Pair Corralation between Adm Tronics and Chembio Diagnostics

Given the investment horizon of 90 days Adm Tronics Unlimited is expected to generate 0.9 times more return on investment than Chembio Diagnostics. However, Adm Tronics Unlimited is 1.12 times less risky than Chembio Diagnostics. It trades about 0.03 of its potential returns per unit of risk. Chembio Diagnostics is currently generating about -0.02 per unit of risk. If you would invest  11.00  in Adm Tronics Unlimited on July 2, 2022 and sell it today you would lose (4.00)  from holding Adm Tronics Unlimited or give up 36.36% of portfolio value over 90 days.
Time Period3 Months [change]
DirectionMoves Against 
ValuesDaily Returns

Adm Tronics Unlimited  vs.  Chembio Diagnostics

 Performance (%) 
Adm Tronics Unlimited 
Adm Tronics Performance
4 of 100
Compared to the overall equity markets, risk-adjusted returns on investments in Adm Tronics Unlimited are ranked lower than 4 (%) of all global equities and portfolios over the last 90 days. In spite of comparatively unsteady primary indicators, Adm Tronics unveiled solid returns over the last few months and may actually be approaching a breakup point.

Adm Tronics Price Channel

Chembio Diagnostics 
Chembio Performance
0 of 100
Over the last 90 days Chembio Diagnostics has generated negative risk-adjusted returns adding no value to investors with long positions.
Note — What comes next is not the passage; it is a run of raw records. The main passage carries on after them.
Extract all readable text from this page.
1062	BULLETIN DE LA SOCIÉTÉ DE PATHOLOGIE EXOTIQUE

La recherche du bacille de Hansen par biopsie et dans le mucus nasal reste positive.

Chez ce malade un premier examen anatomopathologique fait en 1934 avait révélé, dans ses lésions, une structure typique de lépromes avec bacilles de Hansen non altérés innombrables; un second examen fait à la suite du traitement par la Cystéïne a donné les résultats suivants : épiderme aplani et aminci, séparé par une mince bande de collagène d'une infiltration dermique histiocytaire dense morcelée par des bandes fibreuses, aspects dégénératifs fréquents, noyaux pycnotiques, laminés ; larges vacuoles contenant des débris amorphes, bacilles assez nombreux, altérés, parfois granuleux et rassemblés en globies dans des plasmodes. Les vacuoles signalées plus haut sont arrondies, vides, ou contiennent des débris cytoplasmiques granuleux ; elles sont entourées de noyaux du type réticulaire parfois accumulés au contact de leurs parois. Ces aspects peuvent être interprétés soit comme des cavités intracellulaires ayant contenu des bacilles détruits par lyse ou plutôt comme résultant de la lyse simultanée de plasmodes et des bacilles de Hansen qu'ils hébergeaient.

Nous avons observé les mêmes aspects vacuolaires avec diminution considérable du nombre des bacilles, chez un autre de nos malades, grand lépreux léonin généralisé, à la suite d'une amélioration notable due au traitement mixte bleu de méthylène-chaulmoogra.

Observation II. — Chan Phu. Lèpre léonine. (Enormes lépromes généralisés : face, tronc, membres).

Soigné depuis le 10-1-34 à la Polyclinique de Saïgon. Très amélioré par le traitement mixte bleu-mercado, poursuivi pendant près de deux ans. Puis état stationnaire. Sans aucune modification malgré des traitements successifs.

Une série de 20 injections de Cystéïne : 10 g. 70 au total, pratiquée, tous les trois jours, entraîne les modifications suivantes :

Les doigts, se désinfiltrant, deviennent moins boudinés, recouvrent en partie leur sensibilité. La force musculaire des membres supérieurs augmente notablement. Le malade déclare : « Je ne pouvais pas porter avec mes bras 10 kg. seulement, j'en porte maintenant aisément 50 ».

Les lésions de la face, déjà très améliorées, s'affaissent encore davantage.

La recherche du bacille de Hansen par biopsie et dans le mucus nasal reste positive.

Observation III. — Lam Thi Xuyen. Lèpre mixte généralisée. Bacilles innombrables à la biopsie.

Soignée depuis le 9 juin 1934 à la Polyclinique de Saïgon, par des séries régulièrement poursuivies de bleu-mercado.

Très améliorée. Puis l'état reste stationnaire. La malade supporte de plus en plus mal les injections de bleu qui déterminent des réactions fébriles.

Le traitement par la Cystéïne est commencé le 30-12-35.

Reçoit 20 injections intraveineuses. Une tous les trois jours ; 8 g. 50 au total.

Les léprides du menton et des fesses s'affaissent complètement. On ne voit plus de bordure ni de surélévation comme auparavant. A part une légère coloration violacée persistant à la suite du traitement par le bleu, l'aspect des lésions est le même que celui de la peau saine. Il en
Despite weak performance in the last few months, the Stock's primary indicators remain nearly stable which may send shares a bit higher in October 2022. The current disturbance may also be a sign of long-run up-swing for the company stockholders.

Adm Tronics and Chembio Diagnostics Volatility Contrast

   Predicted Return Density   

Pair Trading with Adm Tronics and Chembio Diagnostics

The main advantage of trading using opposite Adm Tronics and Chembio Diagnostics positions is that it hedges away some unsystematic risk. Because of two separate transactions, even if Adm Tronics position performs unexpectedly, Chembio Diagnostics can make up some of the losses. Pair trading also minimizes risk from directional movements in the market. For example, if an entire industry or sector drops because of unexpected headlines, the short position in Chembio Diagnostics will offset losses from the drop in Chembio Diagnostics' long position.
Adm Tronics vs. General Electric
The idea behind Adm Tronics Unlimited and Chembio Diagnostics pairs trading is to make the combined position market-neutral, meaning the overall market's direction will not affect its win or loss (or potential downside or upside). This can be achieved by designing a pairs trade with two highly correlated stocks or equities that operate in a similar space or sector, making it possible to obtain profits through simple and relatively low-risk investment.
The effect of pair diversification on risk is to reduce it, but we should note this doesn't apply to all risk types. When we trade pairs against Chembio Diagnostics as a counterpart, there is always some inherent risk that will never be diversified away no matter what. This volatility limits the effect of tactical diversification using pair trading. Chembio Diagnostics' systematic risk is the inherent uncertainty of the entire market, and therefore cannot be mitigated even by pair-trading it against the equity that is not highly correlated to it. On the other hand, Chembio Diagnostics' unsystematic risk describes the types of risk that we can protect against, at least to some degree, by selecting a matching pair that is not perfectly correlated to Chembio Diagnostics.
Check out your portfolio center. Note that this page's information should be used as a complementary analysis to find the right mix of equity instruments to add to your existing portfolios or create a brand new portfolio. You can also try Price Ceiling Movement module to calculate and plot Price Ceiling Movement for different equity instruments.